While the picture above is dated from August 4, 2006, I was in town January of this year and saw it with each and every window open and un-boarded. I believe the city only requires a property owner to board the first floor to block easy entry. Yet won't open upper floor windows accelerate the decay of this handsome mixed use building, resulting in code violations? How can we as concerned citizens (whether because of safety concerns or historic preservation ones) see to it that this property is more tightly secured? Will the vacant buildings bill help? Will it put pressure on the LRA?
On that note, why doesn't the LRA have a storefront with staff to assist potential buyers? I'm sure it has something to do with the fact that the city has no money. Still, I'd like to see our city's budget reflect the needs of our community. We need to better manage and market the city's inventory of vacant parcels. While many LRA parcels are located in severely distressed neighborhoods and the properties themselves need several thousands of dollars of TLC to become livable, some LRA holdings are in stable or stabilizing neighborhoods. Benton Park West and Old North St. Louis, to name just two, should have dedicated LRA staff helping market viable properties.

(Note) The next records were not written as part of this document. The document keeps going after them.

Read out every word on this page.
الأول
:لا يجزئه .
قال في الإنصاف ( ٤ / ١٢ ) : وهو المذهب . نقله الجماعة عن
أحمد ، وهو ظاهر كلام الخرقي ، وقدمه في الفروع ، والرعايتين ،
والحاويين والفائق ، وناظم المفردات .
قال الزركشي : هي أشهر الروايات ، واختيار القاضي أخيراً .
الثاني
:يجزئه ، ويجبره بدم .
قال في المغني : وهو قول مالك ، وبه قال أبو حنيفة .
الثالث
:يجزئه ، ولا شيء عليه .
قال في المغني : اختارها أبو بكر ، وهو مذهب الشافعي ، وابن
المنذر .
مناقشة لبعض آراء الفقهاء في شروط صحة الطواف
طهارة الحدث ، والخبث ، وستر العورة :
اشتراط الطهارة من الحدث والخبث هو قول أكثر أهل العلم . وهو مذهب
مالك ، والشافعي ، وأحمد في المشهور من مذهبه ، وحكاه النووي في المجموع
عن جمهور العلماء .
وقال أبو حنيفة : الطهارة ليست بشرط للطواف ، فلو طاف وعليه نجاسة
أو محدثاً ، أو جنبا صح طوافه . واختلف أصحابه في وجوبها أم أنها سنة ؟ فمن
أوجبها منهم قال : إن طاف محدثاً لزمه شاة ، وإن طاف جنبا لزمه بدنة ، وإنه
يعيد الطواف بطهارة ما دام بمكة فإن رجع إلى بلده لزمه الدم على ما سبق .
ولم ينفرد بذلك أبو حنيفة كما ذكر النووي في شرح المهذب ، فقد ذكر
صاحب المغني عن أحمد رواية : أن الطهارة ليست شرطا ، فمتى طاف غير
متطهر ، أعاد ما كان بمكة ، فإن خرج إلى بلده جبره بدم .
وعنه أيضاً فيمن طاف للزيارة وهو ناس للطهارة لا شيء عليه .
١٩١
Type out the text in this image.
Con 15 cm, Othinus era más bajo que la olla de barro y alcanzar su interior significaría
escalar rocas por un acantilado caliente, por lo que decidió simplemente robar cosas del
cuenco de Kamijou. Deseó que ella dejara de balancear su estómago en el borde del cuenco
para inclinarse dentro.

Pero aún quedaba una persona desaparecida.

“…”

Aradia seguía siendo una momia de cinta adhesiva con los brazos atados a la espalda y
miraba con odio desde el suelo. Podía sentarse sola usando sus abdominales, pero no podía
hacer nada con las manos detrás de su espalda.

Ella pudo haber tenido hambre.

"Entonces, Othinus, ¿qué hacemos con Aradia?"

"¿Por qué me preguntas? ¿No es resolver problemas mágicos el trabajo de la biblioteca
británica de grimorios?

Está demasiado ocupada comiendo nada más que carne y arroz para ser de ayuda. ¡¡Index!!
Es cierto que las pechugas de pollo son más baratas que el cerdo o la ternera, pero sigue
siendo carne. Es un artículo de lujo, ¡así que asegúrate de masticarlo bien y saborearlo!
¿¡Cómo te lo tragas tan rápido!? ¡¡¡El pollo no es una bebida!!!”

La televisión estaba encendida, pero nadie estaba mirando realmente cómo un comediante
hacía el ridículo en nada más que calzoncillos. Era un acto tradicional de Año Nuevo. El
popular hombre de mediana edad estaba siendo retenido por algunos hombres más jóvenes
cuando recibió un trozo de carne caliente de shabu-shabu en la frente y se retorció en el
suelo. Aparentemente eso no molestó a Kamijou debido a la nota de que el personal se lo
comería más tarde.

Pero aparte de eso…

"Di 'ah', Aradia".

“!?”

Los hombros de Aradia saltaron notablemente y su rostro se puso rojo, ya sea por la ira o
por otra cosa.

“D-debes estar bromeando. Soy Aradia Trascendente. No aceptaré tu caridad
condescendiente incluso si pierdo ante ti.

Beyond that, I wonder if the city has ever considered an Urban Homesteading program, whereby you essentially get the house itself for free, in addition to other tax credits, if you bring the house to code and remain living in it for several years. Baltimore pioneered this type of thing in the 1970s and saw hundreds of properties renovated. From a 1986 New York Times piece entitled "Baltimore's Story of City Homesteading":
During the 1970's the city sold blocks of abandoned Federal-style row houses in downtown neighborhoods for $1 apiece and provided buyers with up to $37,000 in low-interest construction loans. The city provided technical assistance and authorized payments to approved contractors. Major work had to be completed within six months and, after 18 months in residency, homesteaders received the deeds to the houses.
The Baltimore homesteading program evolved as an alternative to urban renewal programs that were phased out. The first project, for example, was a block of 44 tiny row houses on Stirling Street in Oldtown -one of the lowest-income neighborhoods in East Baltimore.
Other solutions for vacant properties exist. What about a community service program whereby those convicted of certain low-level crimes could serve out their sentences rehabilitating vacant and city-owned properties? Skills would be gained in the process.
As I have posted previously, Kansas City is using federal monies (through the American Recovery and Reinvestment Act, or ARRA) to establish what is being called a Green Impact Zone in the city's downtrodden east side. This program would employ un- and under-employed neighborhood residents in renovating and weatherizing both occupied and vacant housing. St. Louis has largely used its ARRA funding to plan bare bones streetscape improvement projects that didn't ever even seem to consult the surrounding community. Someone correct me if I'm wrong. Where are our priorities?
I think this Vacant Buildings bill is probably a good "stick" measure, but where are the carrots?